In 1967, I was sent to Vietnam and assigned to Mike Company, 3rd Battalion, 7th Marine Regiment, 1st Marine Division. My military occupational specialty was 0311 - Marine rifleman, infantryman or just plain grunt. The mission of a Marine rifleman is to close with the enemy, kill him and destroy his will to fight.
Two of my proudest achievements in Vietnam were to serve as a rifle squad leader and hunter-killer team leader. All Marines are familiar with the position of a rifle squad leader, but what is a hunter-killer team leader? Our company commander was a creative and aggressive Marine company commander. He utilized unusual tactics and strategies to confuse the enemy. He conceived the idea of a hunter-killer team with the call-sign Snooper, which inevitably got shortened to Snoopy. The Snoopy Killer Team was an all volunteer six man team which carried out special missions for the company commander and reported directly to him. Our mission, first and foremost was to inflict maximum casualties on the enemy and secondarily -- reconnaissance and intelligence. In between, we infiltrated villages at night to capture Viet Cong prisoners.
The Snoopy Killer Team left our firebase in the middle of the night and went to areas where enemy forces had been seen. We would stay out for 4 days and 3 nights hunting the enemy in his backyard and ambushing his trails at night. We ate once a day and carried as much ammunition as possible. We did not wear our helmets and flak jackets which was against Marine Corps regulations at that time. However, this enabled us to move quickly and silently. And we were successful. We fought the enemy just like they fought us. They never saw us and we were unpredictable. They never knew where we would appear. We came out of the night, completed our mission and quickly disappeared.
We always had more volunteers for the killer team than we needed. So the killer team leader had the sole discretion of choosing who would be on the team. Always it was the best, the most reliable and the most capable Marines because of the risks and dangers inherent in the missions. We did not have time to teach or tell Marines what to do. Each Marine had to know what to do without communication since we were such a small force which relied on our skills, resourcefulness and daring to accomplish the mission and to remain alive in enemy territory. Our unspoken promise to each other was that we would all come back together or we would not come back at all.
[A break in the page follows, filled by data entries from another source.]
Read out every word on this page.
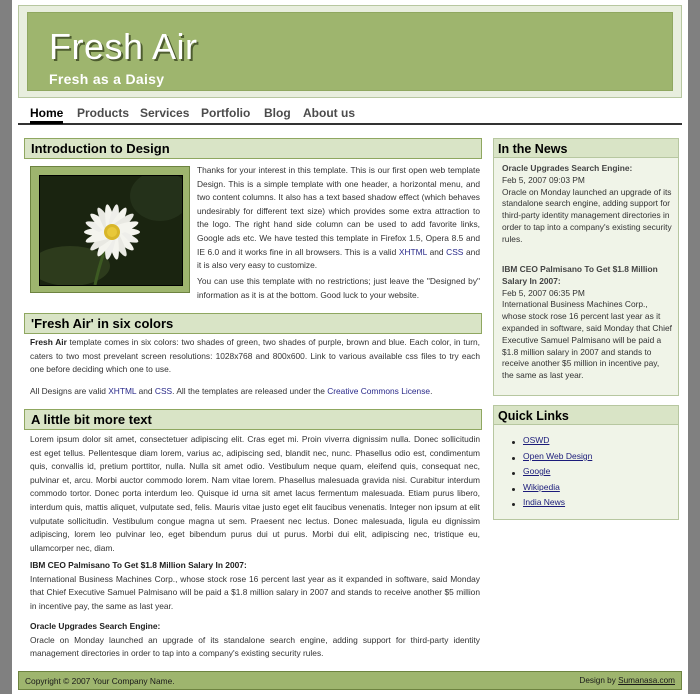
Fresh Air
Fresh as a Daisy
Home Products Services Portfolio Blog About us
Introduction to Design
Thanks for your interest in this template. This is our first open web template Design. This is a simple template with one header, a horizontal menu, and two content columns. It also has a text based shadow effect (which behaves undesirably for different text size) which provides some extra attraction to the logo. The right hand side column can be used to add favorite links, Google ads etc. We have tested this template in Firefox 1.5, Opera 8.5 and IE 6.0 and it works fine in all browsers. This is a valid XHTML and CSS and it is also very easy to customize.
You can use this template with no restrictions; just leave the "Designed by" information as it is at the bottom. Good luck to your website.
'Fresh Air' in six colors
Fresh Air template comes in six colors: two shades of green, two shades of purple, brown and blue. Each color, in turn, caters to two most prevelant screen resolutions: 1028x768 and 800x600. Link to various available css files to try each one before deciding which one to use.
All Designs are valid XHTML and CSS. All the templates are released under the Creative Commons License.
A little bit more text
Lorem ipsum dolor sit amet, consectetuer adipiscing elit. Cras eget mi. Proin viverra dignissim nulla. Donec sollicitudin est eget tellus. Pellentesque diam lorem, varius ac, adipiscing sed, blandit nec, nunc. Phasellus odio est, condimentum quis, convallis id, pretium porttitor, nulla. Nulla sit amet odio. Vestibulum neque quam, eleifend quis, consequat nec, pulvinar et, arcu. Morbi auctor commodo lorem. Nam vitae lorem. Phasellus malesuada gravida nisi. Curabitur interdum commodo tortor. Donec porta interdum leo. Quisque id urna sit amet lacus fermentum malesuada. Etiam purus libero, interdum quis, mattis aliquet, vulputate sed, felis. Mauris vitae justo eget elit faucibus venenatis. Integer non ipsum at elit vulputate sollicitudin. Vestibulum congue magna ut sem. Praesent nec lectus. Donec malesuada, ligula eu dignissim adipiscing, lorem leo pulvinar leo, eget bibendum purus dui ut purus. Morbi dui elit, adipiscing nec, tristique eu, ullamcorper nec, diam.
IBM CEO Palmisano To Get $1.8 Million Salary In 2007:
International Business Machines Corp., whose stock rose 16 percent last year as it expanded in software, said Monday that Chief Executive Samuel Palmisano will be paid a $1.8 million salary in 2007 and stands to receive another $5 million in incentive pay, the same as last year.
Oracle Upgrades Search Engine:
Oracle on Monday launched an upgrade of its standalone search engine, adding support for third-party identity management directories in order to tap into a company's existing security rules.
In the News
Oracle Upgrades Search Engine:
Feb 5, 2007 09:03 PM
Oracle on Monday launched an upgrade of its standalone search engine, adding support for third-party identity management directories in order to tap into a company's existing security rules.
IBM CEO Palmisano To Get $1.8 Million Salary In 2007:
Feb 5, 2007 06:35 PM
International Business Machines Corp., whose stock rose 16 percent last year as it expanded in software, said Monday that Chief Executive Samuel Palmisano will be paid a $1.8 million salary in 2007 and stands to receive another $5 million in incentive pay, the same as last year.
Quick Links
OSWD
Open Web Design
Google
Wikipedia
India News
Copyright © 2007 Your Company Name.	Design by Sumanasa.com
Being a member of the killer team did not give you any special benefits or privileges. You retained your duties and responsibilities in the rifle squad. You were part of the squad and expected to carry out the missions of the squad. The only difference was that you shouldered additional responsibilities and missions of the killer team. So why did we do it? Why did we volunteer for additional risks, dangers and hardships? I believe it was because of pride -- pride in being the few, the proud and the brave. And because we fought to win the war, not just to survive it.
I am proud to have served with some of the finest Marines in the Marine Corps during my tour of duty in Vietnam and to be a member of a company named Mike. They were true to the motto of the Marine Corps -- "Semper Fidelis" and they upheld the highest traditions of the Marine Corps. They gave everything, sometimes their lives, for a country that did not appreciate their sacrifice and courage. And these Marines were only 18, 19 and 20 years old at that time. Such good men!